The number of active listings, a tally of U.S. homes on the market that excludes those pending a finalized sale, climbed 4.9% to 714,176 in December from a year earlier, the biggest annual increase since June, according to data released this week by Realtor.com.
A big part of the increase was due to a 9.1% jump in new listings, or properties that made their market debut in December, which posted an annual increase for the second time after 17 months of declines.
As is typically the case, active listings declined in December from the previous month, falling 5.5%. But the drop was less than the typical decline of 6.8% to 13.2%, Realtor.com said.
While the pickup in home listings is a welcome development for prospective homebuyers, the housing market remains constrained with for-sale inventory still well below pre-pandemic levels.
Consider that active listings were down 30.9% compared in December compared to the same month in 2019, while new listings were down nearly 12%.
“It’s definitely a step in the right direction for the housing market,” said Danielle Hale, Realtor.com‘s chief economist. “But we’ll need to see this repeated not just in November and December, but into January and February in order to really turn around the inventory situation in the housing market.”
Many factors have contributed to the housing market’s chronic shortage of homes for sale, including more than a decade of below-average new home construction and demographic trends that have led to homeowners hanging on to their properties longer.
While homebuilders have stepped up construction, the biggest source of for-sale inventory is homeowners who put their home on the market. But years of soaring home prices and the large gap that exists between where mortgage rates are now and where they were just a couple of years ago has discouraged many who locked in rock-bottom rates from selling.
The average rate on a 30-year mortgage has declined in recent weeks since reaching 7.79% in late October, and was at 6.66% as of this week, according to Freddie Mac.

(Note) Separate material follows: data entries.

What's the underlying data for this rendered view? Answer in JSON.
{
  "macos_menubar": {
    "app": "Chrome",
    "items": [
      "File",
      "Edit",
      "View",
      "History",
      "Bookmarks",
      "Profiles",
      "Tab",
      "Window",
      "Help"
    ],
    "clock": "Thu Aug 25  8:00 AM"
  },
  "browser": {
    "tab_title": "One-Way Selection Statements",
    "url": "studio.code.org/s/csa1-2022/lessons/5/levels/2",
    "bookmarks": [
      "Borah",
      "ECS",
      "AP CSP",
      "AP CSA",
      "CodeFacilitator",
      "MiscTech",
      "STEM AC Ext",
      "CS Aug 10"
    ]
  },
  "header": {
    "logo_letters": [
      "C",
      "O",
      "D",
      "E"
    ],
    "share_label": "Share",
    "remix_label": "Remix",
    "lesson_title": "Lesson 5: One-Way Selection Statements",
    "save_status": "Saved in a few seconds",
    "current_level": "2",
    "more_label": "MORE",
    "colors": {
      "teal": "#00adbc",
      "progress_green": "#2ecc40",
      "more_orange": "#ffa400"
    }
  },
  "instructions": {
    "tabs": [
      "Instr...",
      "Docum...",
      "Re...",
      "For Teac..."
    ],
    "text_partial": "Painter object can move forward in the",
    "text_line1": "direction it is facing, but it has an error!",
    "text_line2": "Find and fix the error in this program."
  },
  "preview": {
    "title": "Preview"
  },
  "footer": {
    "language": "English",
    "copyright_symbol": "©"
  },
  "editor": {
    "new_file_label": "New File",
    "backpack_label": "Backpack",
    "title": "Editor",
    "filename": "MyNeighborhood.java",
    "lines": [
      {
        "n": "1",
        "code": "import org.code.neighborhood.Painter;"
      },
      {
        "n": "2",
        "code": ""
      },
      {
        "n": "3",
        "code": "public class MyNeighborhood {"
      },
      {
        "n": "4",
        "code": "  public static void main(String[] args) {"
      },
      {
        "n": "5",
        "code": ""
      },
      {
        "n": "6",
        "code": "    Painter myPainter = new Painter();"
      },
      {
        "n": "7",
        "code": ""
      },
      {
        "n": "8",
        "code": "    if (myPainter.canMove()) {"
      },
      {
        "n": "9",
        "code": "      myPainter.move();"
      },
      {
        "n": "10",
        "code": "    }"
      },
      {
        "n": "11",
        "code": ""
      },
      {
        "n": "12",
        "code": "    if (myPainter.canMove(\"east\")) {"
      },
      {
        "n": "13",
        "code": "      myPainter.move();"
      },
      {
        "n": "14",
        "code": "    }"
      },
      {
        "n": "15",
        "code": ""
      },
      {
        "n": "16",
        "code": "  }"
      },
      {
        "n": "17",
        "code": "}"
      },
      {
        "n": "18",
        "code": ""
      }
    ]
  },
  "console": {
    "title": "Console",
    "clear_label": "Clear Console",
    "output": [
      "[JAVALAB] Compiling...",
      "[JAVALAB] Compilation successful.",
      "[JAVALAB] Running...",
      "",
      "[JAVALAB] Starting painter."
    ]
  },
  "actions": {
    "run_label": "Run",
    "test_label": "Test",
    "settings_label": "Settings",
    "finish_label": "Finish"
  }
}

And housing economists expect that the average rate will continue to decline this year, though forecasts generally see it moving no lower than 6%.
That may not be enough to motivate many homeowners to sell, given that some two-thirds of U.S. homes have a mortgage with a rate under 4% and more than 90% have a rate below 6%.
That means the upcoming spring homebuying season is likely to favor sellers as homebuyers compete for a relatively limited number of homes for sale.